In a week where America's racial tensions were exceptionally exposed following the police shootings of Alton Sterling and Philando Castile, as well as the massacre of Dallas police officers perpetrated by Micah Xavier Johnson, the line between a legal (if ill-advised) expression of anger and genuine threats of violence was repeatedly blurred. The question of whether or not police are a group entitled to "hate crime law" protections was also repeatedly raised. Indeed, President Obama himself reportedly described the killings in Dallas as a "hate crime" in a meeting with several police association officials.
Last Saturday, Norwalk (Conn.) police arrested Kurt Vanzuuk, a 34-year-old white man for allegedly describing Johnson as a hero and calling for the killing of more police officers in a Facebook post. Vanzuuk's Facebook page appears to be disabled or deleted, and thus far police have not released any direct quotes from the post which led compelled them to arrest Vanzuuk.
In Racine (Wi.), Byron L. Cowan, a 43-year-old black man, was arrested by local authorities and the FBI for allegedly writing "This is war," calling for all black Americans to arm themselves and telling white police officers "to kiss there (sic) loved ones goodbye," according to The Journal Times. Cowan was charged with solicitation of threat against a law enforcement officer as a hate crime, terrorist threats as a hate crime, and disorderly conduct. In asking the court for Cowan to be held on $75,000 bond, Racine County District Attorney Rich Chiapete was quoted by the Journal Times as saying, "each and every one of these threats needs to be treated as a serious, real and credible threat." Cowan's lawyer Anthony Jackson countered, "we view these threats as not credible, and they were really made more so in the heat of the moment."
Four men were arrested in Detroit over the weekend for allegedly making online threats against police, per The Detroit News:
One of the Detroit men reportedly posted on Facebook that Johnson was a "hero" for killing the Dallas officers, and added: "He inspired me to do the exact same thing."

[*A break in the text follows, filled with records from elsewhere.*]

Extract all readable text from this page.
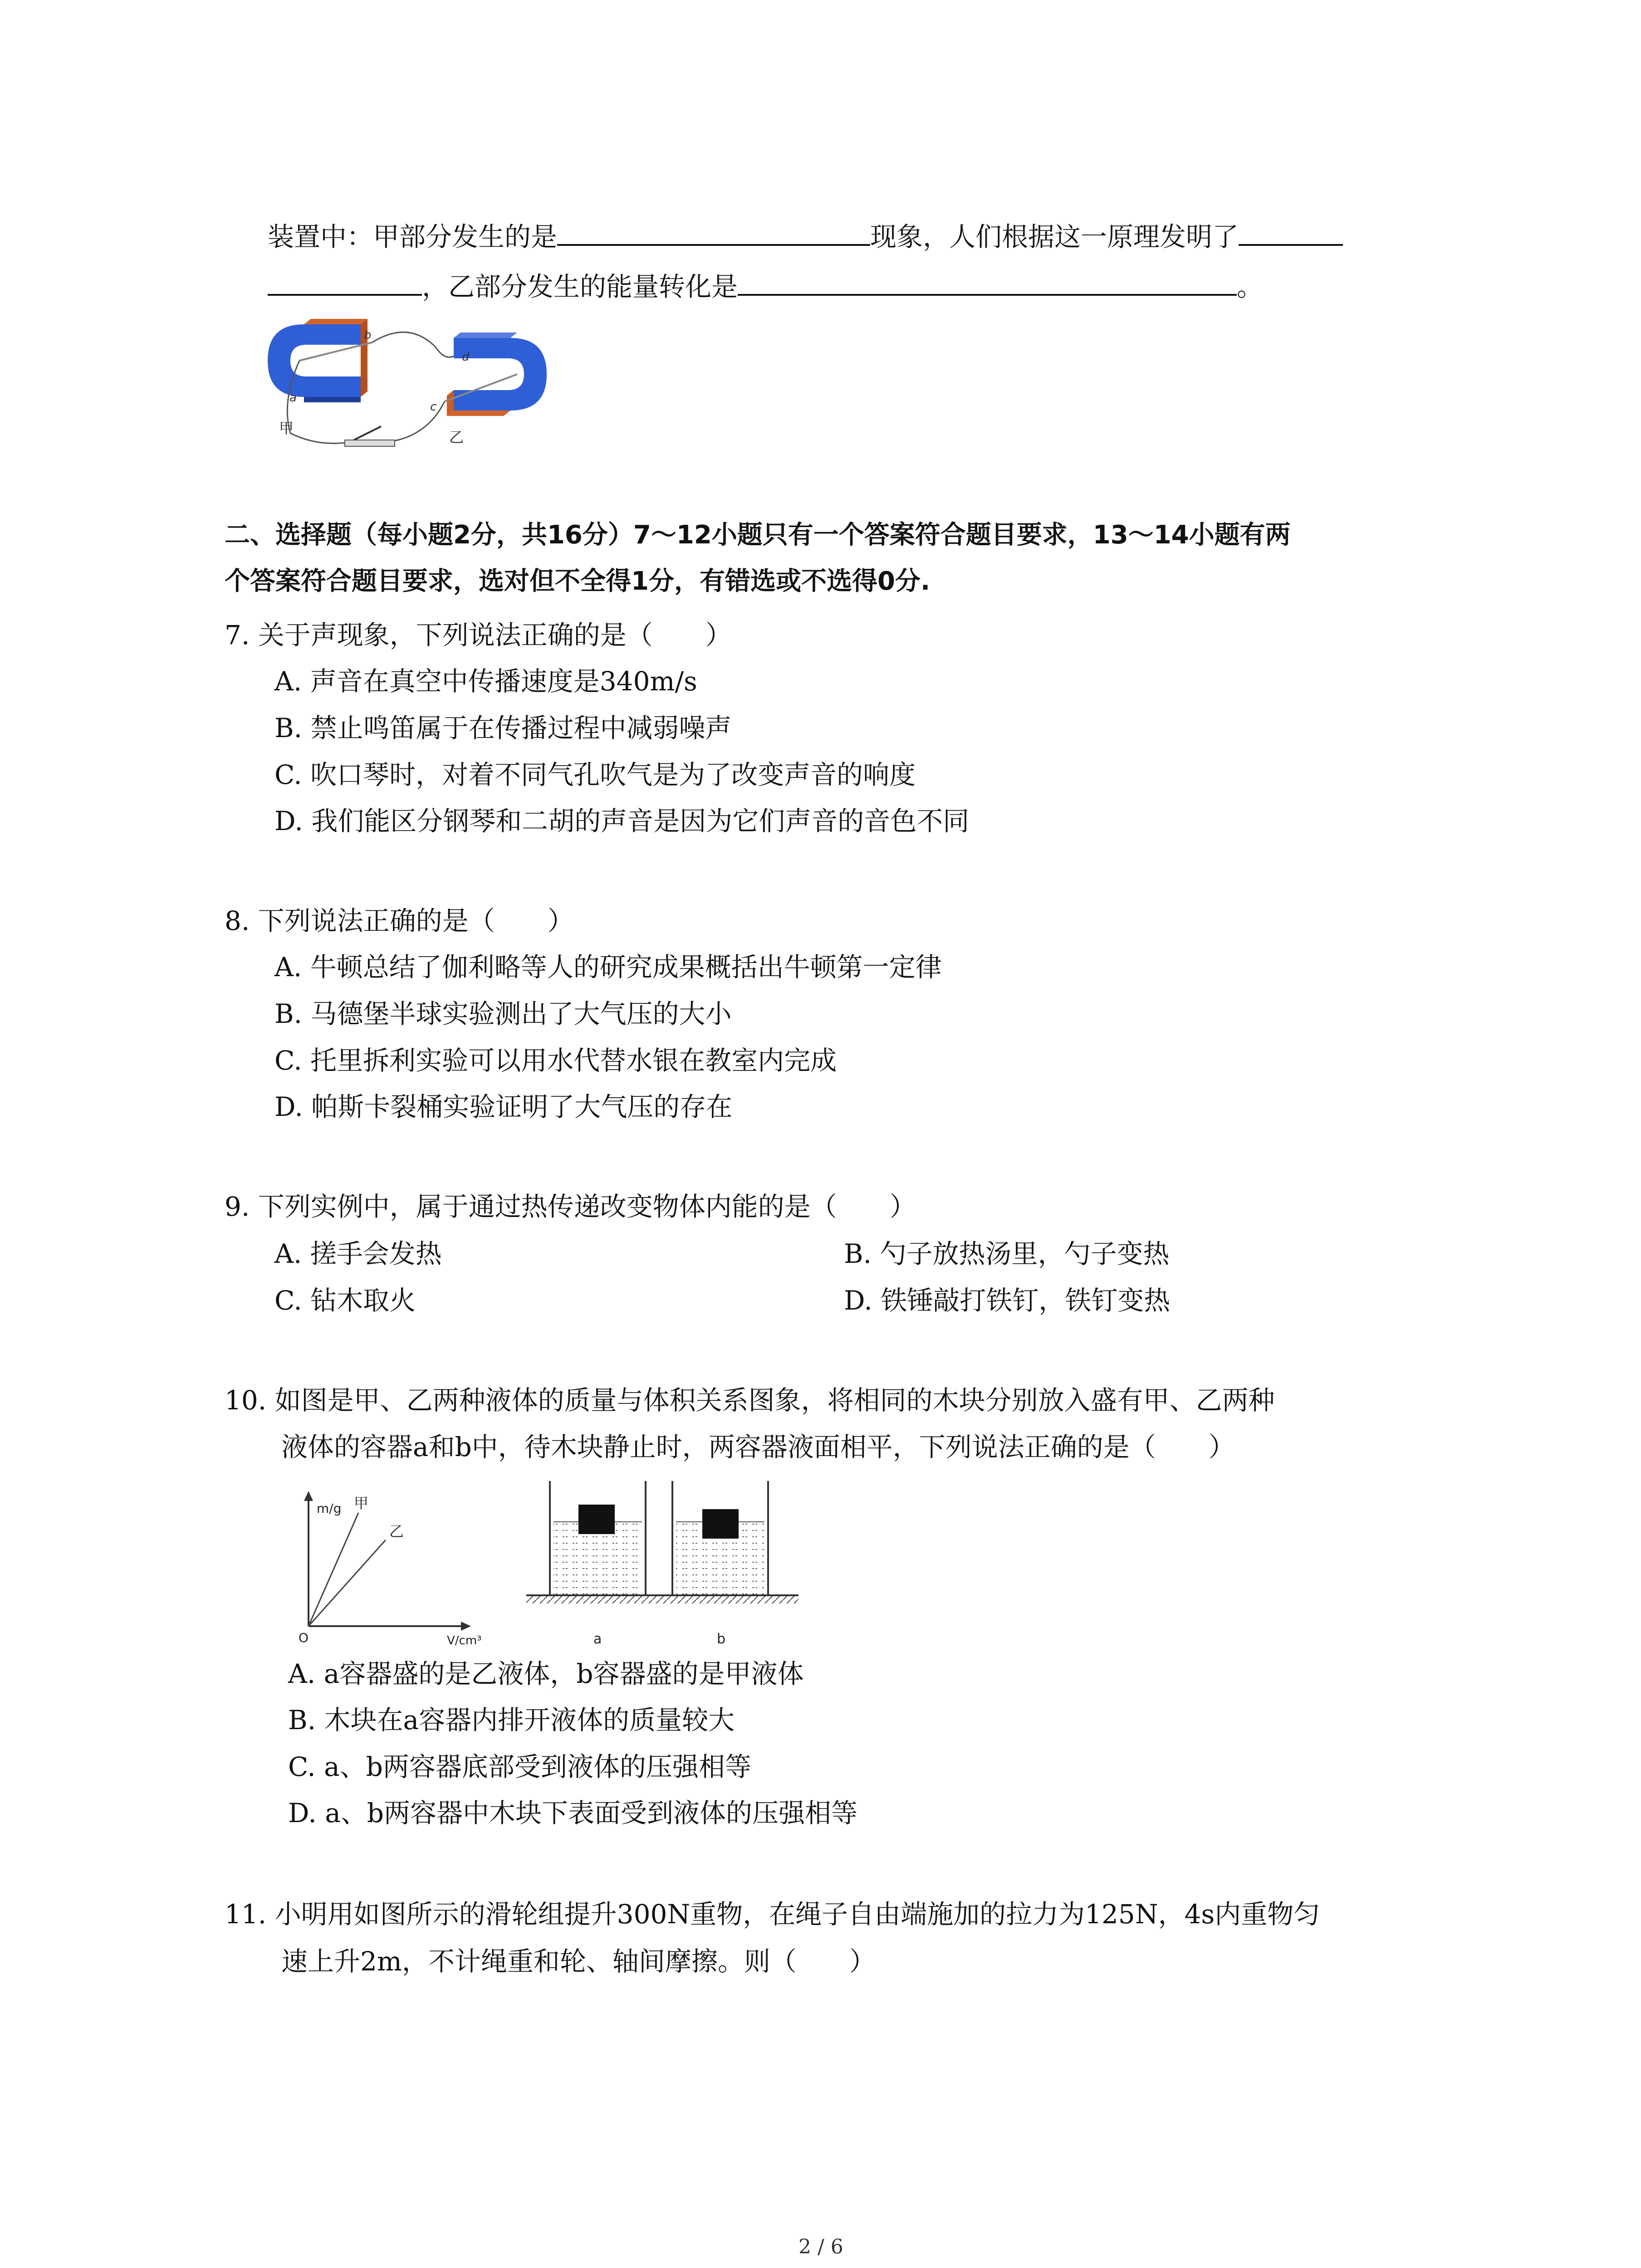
装置中：甲部分发生的是	现象，人们根据这一原理发明了
，乙部分发生的能量转化是	。
a
b
c
d
甲
乙
二、选择题（每小题2分，共16分）7～12小题只有一个答案符合题目要求，13～14小题有两
个答案符合题目要求，选对但不全得1分，有错选或不选得0分.
7. 关于声现象，下列说法正确的是（　　）
A. 声音在真空中传播速度是340m/s
B. 禁止鸣笛属于在传播过程中减弱噪声
C. 吹口琴时，对着不同气孔吹气是为了改变声音的响度
D. 我们能区分钢琴和二胡的声音是因为它们声音的音色不同
8. 下列说法正确的是（　　）
A. 牛顿总结了伽利略等人的研究成果概括出牛顿第一定律
B. 马德堡半球实验测出了大气压的大小
C. 托里拆利实验可以用水代替水银在教室内完成
D. 帕斯卡裂桶实验证明了大气压的存在
9. 下列实例中，属于通过热传递改变物体内能的是（　　）
A. 搓手会发热	B. 勺子放热汤里，勺子变热
C. 钻木取火	D. 铁锤敲打铁钉，铁钉变热
10. 如图是甲、乙两种液体的质量与体积关系图象，将相同的木块分别放入盛有甲、乙两种
液体的容器a和b中，待木块静止时，两容器液面相平，下列说法正确的是（　　）
m/g 甲
乙
O	V/cm³	a	b
A. a容器盛的是乙液体，b容器盛的是甲液体
B. 木块在a容器内排开液体的质量较大
C. a、b两容器底部受到液体的压强相等
D. a、b两容器中木块下表面受到液体的压强相等
11. 小明用如图所示的滑轮组提升300N重物，在绳子自由端施加的拉力为125N，4s内重物匀
速上升2m，不计绳重和轮、轴间摩擦。则（　　）
2 / 6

Police said another man posted: "It's time to wage war and shoot the police first." The man told people to contact him to organize the effort to shoot officers.

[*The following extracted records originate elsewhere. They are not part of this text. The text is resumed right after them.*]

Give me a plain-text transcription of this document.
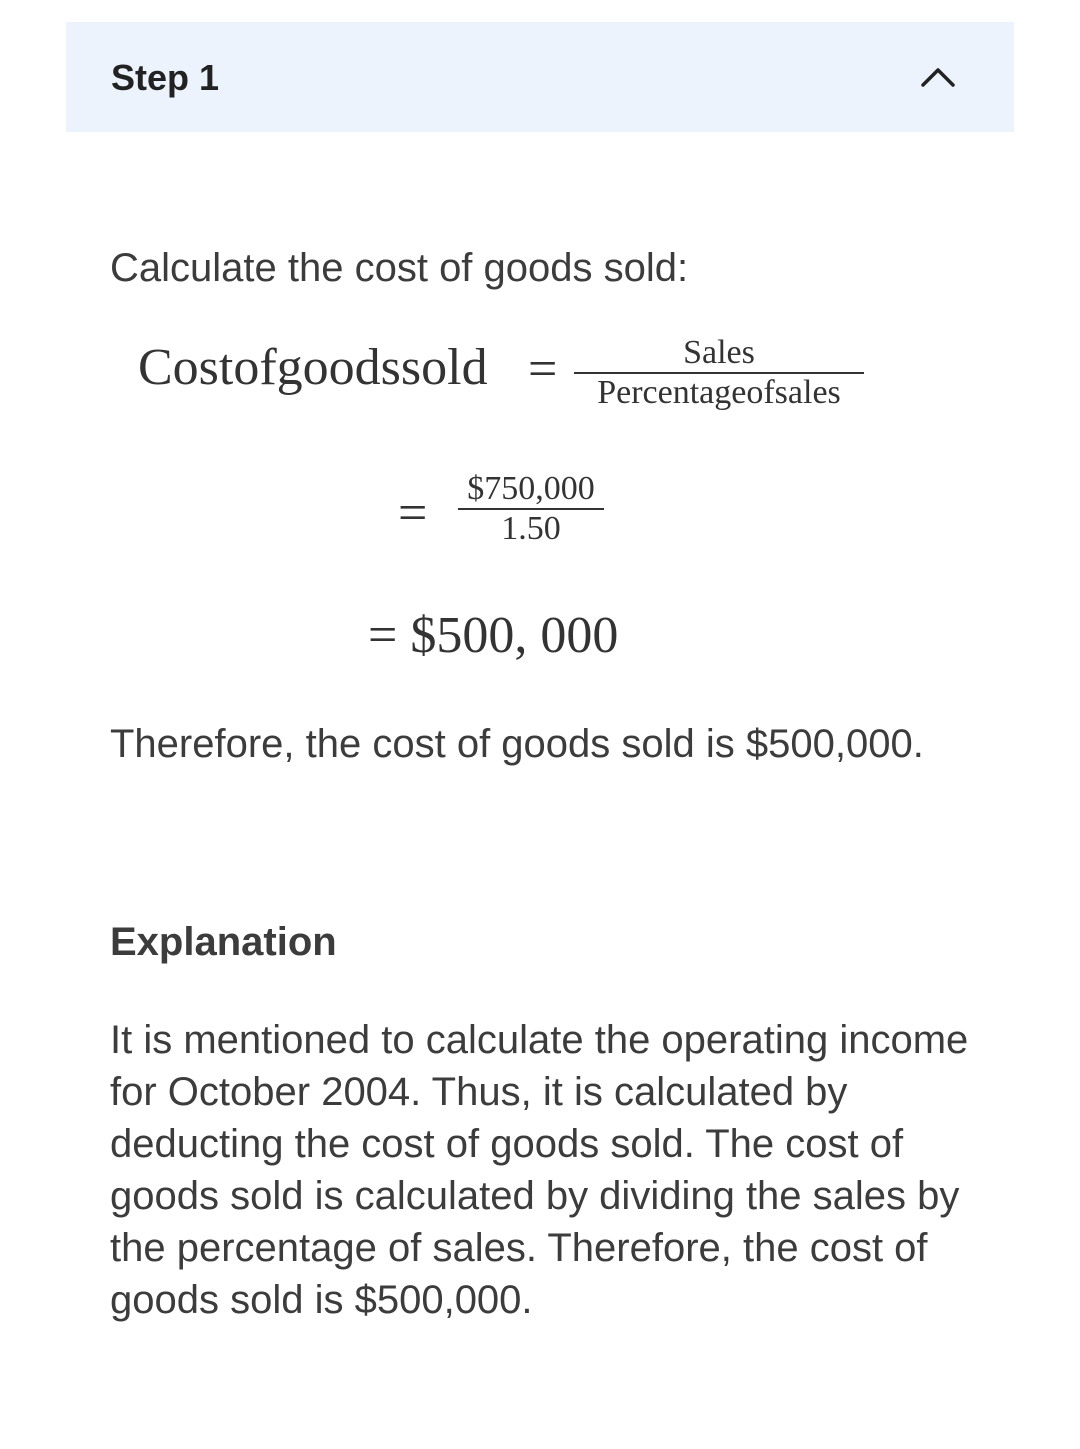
Step 1
Calculate the cost of goods sold:
Costofgoodssold =	Sales
Percentageofsales
= $750,000
1.50
= $500, 000
Therefore, the cost of goods sold is $500,000.
Explanation
It is mentioned to calculate the operating income for October 2004. Thus, it is calculated by deducting the cost of goods sold. The cost of goods sold is calculated by dividing the sales by the percentage of sales. Therefore, the cost of goods sold is $500,000.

The fourth suspect posted pictures and videos of officers being shot on his Facebook wall and wrote: "This needs to happen more often," according to police.
Police are not immune from the consequences of their own online outbursts, as Detroit detective Nate Weekley was reportedly demoted to police officer after writing in a Facebook post that "The only racists here are the piece of [expletive] black Lives Matter terrorists and their supporters," according to Detroit's Fox2.
Clearly, calling for police or anyone else to be killed could be seen as an incitement to violence, which is not protected by the First Amendment. What gets tricky (which regular Reason readers and commenters know all too well) is determining whether or not these online outbursts are "true threats" or merely crude rants all too typical of online discourse.
Furthermore, calling Johnson a "hero" may be truly stupid, outrageous, and offensive, but it's hard to argue that such a statement automatically rises to a "true threat," nor would it be possible to arrest and prosecute every single person who takes to social media and calls him one.
But this is why "hate speech" laws are the very definition of a slippery slope. If a person's profession can be afforded extra protection under the law the same way race, religion, and sexual orientation can, and if the expression of unpopular ideas becomes prosecutable, we should expect to see more arrests based on social media rants, none of which are likely to change anyone's minds or bridge the divide between the police and the portion of the public that views law enforcement with such profound distrust.